Windows Server 2012 starts storage that could potentially be shared with a cluster in a safe state. For Storage Spaces, that means the first time Windows connects to a storage pool, the pool starts as read-only and the storage spaces will start in a detached state. To access your data, you must set the storage pool to read-write and then attach the storage spaces.

These steps do not apply to Windows 8 – storage pools start as read-write and storage spaces start as attached.

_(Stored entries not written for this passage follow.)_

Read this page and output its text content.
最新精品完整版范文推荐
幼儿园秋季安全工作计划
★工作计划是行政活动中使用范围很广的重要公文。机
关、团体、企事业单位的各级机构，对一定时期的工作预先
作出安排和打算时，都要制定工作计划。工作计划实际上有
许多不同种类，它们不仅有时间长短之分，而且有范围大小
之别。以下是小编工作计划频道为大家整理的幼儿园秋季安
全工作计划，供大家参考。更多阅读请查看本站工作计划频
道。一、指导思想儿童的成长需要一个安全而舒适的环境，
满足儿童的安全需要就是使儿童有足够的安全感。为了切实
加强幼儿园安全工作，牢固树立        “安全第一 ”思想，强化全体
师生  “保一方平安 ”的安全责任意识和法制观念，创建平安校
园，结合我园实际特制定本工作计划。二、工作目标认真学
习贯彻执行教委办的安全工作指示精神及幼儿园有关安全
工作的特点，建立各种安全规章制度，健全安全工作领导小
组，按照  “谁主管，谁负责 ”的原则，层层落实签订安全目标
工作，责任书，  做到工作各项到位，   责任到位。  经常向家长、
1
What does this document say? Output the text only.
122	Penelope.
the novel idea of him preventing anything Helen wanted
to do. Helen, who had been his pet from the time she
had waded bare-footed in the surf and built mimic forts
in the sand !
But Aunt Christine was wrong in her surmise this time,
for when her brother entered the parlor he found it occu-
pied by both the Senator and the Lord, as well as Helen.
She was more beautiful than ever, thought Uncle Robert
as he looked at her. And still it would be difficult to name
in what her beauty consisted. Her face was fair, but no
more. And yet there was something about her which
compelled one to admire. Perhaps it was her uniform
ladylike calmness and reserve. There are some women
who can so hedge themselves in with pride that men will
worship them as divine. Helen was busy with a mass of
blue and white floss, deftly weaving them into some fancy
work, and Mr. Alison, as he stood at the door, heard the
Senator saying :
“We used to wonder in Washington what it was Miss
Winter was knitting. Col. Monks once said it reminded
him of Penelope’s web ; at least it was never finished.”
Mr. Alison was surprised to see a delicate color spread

I imagine the same thing applies when reinstalling the OS
 
I have a similar setup as you do and I use Win 8.1. Read speeds are fine and write speeds are slow. I have never owned a green drive, but the new 4TB seagates power down in a similar manner. Storage Spaces work fine with them, it just takes a sec to spin up. Parity is super simple to use. I know you can mix and match drive sizes in Storage Spaces, but let me run this by you. SCENARIO: You have two 4TB drives and one 1Tb drive installed and are using parity. .5TB of a file gets saved to one 4TB, .5 TB gets saved to the other 4TB, and the checksum (equal to .5TB) gets saved to the 1TB. What do you think your redundancy will be once the 1TB is full? It will work, but with no more room to save a third of the file you just put on your pool you no longer have redundancy on that file. Just my two cents, keep similar drives together and do not span across them.
 
Wow. Sounds almost magical if you can do a wipe/reinstall of the OS and the new installation will continue to recognize a previous WSS configuration.

Unborndragon, right now, I've just done a test with four 4 TB Reds. I probably won't bring the 2 TB Greens into the Red pool, but will give them their own pool with an eye towards replacing them altogether with Reds as money permits. The Black and the Samsungs I'll probably just keep them as they are.

Another unfortunate aspect of my system I just discovered - the Gigabyte motherboard I'm using only sees the Reds as having 2 TB of space. Ugh.